Darden, 503 U.S. at 323-24, 112 S.Ct. 1344 (quoting Cmty. for Creative Non-Violence, 490 U.S. at 751-52, 109 S.Ct. 2166).

Resilient Floor insists that several of the Darden factors support its contention that the persons used by Carpet Workroom to install its carpets are employees of the company, and the issue is therefore inappropriate for summary judgment.   First, it points to the fact that Carpet Workroom schedules the installers for assignments without having them bid on particular jobs.   As the affidavits supplied by eight of Carpet Workroom’s installers attest, however, the installers are free to decline any job to which they are assigned by Carpet Workroom.   This practice of assigning installers to particular jobs is apparently a matter of efficiency for Carpet Workroom because, as the district court indicated, it would otherwise “spend a great deal of time each week trying to contact installers in order to inquire whether they would like to work on a given project.”

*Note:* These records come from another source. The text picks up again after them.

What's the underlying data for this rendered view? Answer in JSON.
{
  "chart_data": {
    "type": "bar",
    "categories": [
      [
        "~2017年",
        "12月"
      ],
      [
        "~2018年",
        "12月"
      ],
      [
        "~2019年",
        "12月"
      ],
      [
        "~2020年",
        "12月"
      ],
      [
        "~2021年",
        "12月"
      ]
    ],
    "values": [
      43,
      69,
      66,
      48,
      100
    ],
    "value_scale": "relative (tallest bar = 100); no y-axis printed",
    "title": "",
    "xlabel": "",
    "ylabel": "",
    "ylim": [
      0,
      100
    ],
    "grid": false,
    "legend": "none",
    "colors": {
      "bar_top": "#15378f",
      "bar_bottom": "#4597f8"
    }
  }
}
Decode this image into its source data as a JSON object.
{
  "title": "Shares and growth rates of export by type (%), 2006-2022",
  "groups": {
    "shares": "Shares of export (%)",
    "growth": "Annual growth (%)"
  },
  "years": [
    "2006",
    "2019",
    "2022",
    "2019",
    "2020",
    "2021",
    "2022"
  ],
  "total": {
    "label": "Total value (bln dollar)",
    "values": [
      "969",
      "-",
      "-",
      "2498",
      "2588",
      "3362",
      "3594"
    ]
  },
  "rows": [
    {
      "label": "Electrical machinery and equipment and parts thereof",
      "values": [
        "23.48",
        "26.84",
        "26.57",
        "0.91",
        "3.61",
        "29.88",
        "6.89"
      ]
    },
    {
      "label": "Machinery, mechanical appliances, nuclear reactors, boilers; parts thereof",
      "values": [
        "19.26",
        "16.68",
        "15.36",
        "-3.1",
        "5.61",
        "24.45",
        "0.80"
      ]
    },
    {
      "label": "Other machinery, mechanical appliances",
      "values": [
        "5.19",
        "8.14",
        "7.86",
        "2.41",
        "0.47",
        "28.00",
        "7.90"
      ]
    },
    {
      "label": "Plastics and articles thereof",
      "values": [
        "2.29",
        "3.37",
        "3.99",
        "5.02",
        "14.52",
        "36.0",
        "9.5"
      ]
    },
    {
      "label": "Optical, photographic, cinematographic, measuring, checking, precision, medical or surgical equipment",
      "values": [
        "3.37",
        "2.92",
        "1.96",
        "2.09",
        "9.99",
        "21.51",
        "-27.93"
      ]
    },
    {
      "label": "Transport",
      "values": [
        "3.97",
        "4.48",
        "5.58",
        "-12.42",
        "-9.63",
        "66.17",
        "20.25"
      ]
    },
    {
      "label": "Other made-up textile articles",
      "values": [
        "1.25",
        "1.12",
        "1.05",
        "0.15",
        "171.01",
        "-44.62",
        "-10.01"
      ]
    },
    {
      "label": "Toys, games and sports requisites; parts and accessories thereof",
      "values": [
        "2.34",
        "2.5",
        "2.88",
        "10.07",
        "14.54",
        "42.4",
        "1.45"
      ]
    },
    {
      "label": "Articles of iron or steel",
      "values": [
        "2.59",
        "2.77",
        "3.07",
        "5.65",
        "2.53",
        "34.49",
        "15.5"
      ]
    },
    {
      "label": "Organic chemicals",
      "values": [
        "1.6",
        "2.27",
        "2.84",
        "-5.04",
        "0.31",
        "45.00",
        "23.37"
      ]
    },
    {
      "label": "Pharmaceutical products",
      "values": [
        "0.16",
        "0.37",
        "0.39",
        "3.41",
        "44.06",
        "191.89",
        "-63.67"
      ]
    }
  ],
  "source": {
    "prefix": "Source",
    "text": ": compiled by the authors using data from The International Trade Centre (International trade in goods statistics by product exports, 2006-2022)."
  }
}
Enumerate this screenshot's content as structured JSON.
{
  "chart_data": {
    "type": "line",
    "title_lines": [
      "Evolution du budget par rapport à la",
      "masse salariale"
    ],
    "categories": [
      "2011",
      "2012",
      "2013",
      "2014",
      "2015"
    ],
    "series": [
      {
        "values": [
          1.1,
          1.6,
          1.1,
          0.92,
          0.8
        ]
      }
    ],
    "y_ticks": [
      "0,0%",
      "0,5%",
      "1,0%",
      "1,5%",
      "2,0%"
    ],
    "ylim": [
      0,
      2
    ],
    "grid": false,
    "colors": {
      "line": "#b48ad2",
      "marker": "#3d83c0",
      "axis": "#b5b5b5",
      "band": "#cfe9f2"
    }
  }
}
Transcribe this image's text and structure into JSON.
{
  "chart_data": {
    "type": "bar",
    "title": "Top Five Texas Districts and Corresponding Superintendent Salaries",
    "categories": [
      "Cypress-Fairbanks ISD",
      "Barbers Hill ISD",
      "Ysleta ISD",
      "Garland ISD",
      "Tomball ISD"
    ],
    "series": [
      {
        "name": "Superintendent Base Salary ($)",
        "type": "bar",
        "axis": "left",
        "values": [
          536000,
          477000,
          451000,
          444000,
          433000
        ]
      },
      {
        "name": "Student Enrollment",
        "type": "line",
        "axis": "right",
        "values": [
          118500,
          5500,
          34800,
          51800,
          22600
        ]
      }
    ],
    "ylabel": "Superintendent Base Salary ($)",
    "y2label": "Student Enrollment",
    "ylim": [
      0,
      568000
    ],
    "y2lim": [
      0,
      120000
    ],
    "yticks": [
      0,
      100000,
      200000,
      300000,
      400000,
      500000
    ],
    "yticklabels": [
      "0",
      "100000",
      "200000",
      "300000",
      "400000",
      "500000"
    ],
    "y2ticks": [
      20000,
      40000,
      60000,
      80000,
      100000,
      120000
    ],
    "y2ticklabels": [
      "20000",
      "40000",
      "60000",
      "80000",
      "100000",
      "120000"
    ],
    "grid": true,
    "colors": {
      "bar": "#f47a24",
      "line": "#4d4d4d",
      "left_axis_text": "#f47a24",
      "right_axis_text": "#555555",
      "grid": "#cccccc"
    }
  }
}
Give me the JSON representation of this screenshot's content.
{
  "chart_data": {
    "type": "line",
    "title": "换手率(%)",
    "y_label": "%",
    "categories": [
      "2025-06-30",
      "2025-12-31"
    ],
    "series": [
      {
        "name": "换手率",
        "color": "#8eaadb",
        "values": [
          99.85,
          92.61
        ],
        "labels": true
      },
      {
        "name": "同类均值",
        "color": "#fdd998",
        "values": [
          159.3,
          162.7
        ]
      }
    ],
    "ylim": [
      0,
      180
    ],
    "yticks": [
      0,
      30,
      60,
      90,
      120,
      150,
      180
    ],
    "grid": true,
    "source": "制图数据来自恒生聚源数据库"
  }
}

Second, Resilient Floor insists that Carpet Workroom “retains control over the method and timing of completion of the job, by controlling the composition of the work crew” through its practice of hiring “more than one ‘independent contractor’ per job.”   This contention also fails to establish that Carpet Workroom’s installers are employees, however, because there are numerous reasons why a contractor might hire several subcontractors to work on a given job.   The district court, for instance, noted that this practice permitted Carpet Workroom to finish its jobs in a more timely manner.

Finally, Resilient Floors argues that the fact that Carpet Workroom “uses both independent contractors and employees to perform the same type of work ․ [is] an indication that the employer has misclassified the workers as independent contractors.”   But Resilient Floor cites no authority for this proposition.   Moreover, even if this fact were legally significant, the evidence it relies upon fails to establish that the employees of Carpet Workroom perform the same type of work as its independent contractors.   Resilient Floor bases its argument on the fact that Lukasik is a salaried employee of Carpet Workroom who also occasionally installs carpet for the company.   Lukasik’s deposition testimony, however, does not support this contention.   As the president of Carpet Workroom, Lukasik stated that he installs carpet “when necessary ․ when [he] can’t find anybody to do it.”   Resilient Floor presents no other evidence to bridge the gap between this testimony and its contention that Lukasik’s role is no different than that of an installer, thus failing to raise a genuine issue of material fact with respect to whether Carpet Workroom’s installers are its employees.

In addition, Carpet Workroom points to the affidavits of eight persons that it uses as installers, which state that the installers use their own tools, work for other companies in addition to Carpet Workroom, set their own work schedules, are free to accept or reject jobs from Carpet Workroom, carry their own insurance, and do not receive fringe benefits from Carpet Workroom.   Documents submitted by Carpet Workroom also demonstrate that it files IRS Form 1099 for the installers it uses, as opposed to IRS Form W-2 that it files for its employees.   Resilient Floor has failed to refute this mass of evidence that suggests that Carpet Workroom is solely in the business of selling carpet and that it subcontracts out all of its installation work.   Based upon the Darden factors, the evidence fully supports the district court’s conclusion that Carpet Workroom’s installers are independent contractors and thus not subject to employee fringe-benefit contributions.

III. CONCLUSION

For all of the reasons set forth above, we AFFIRM the judgment of the district court.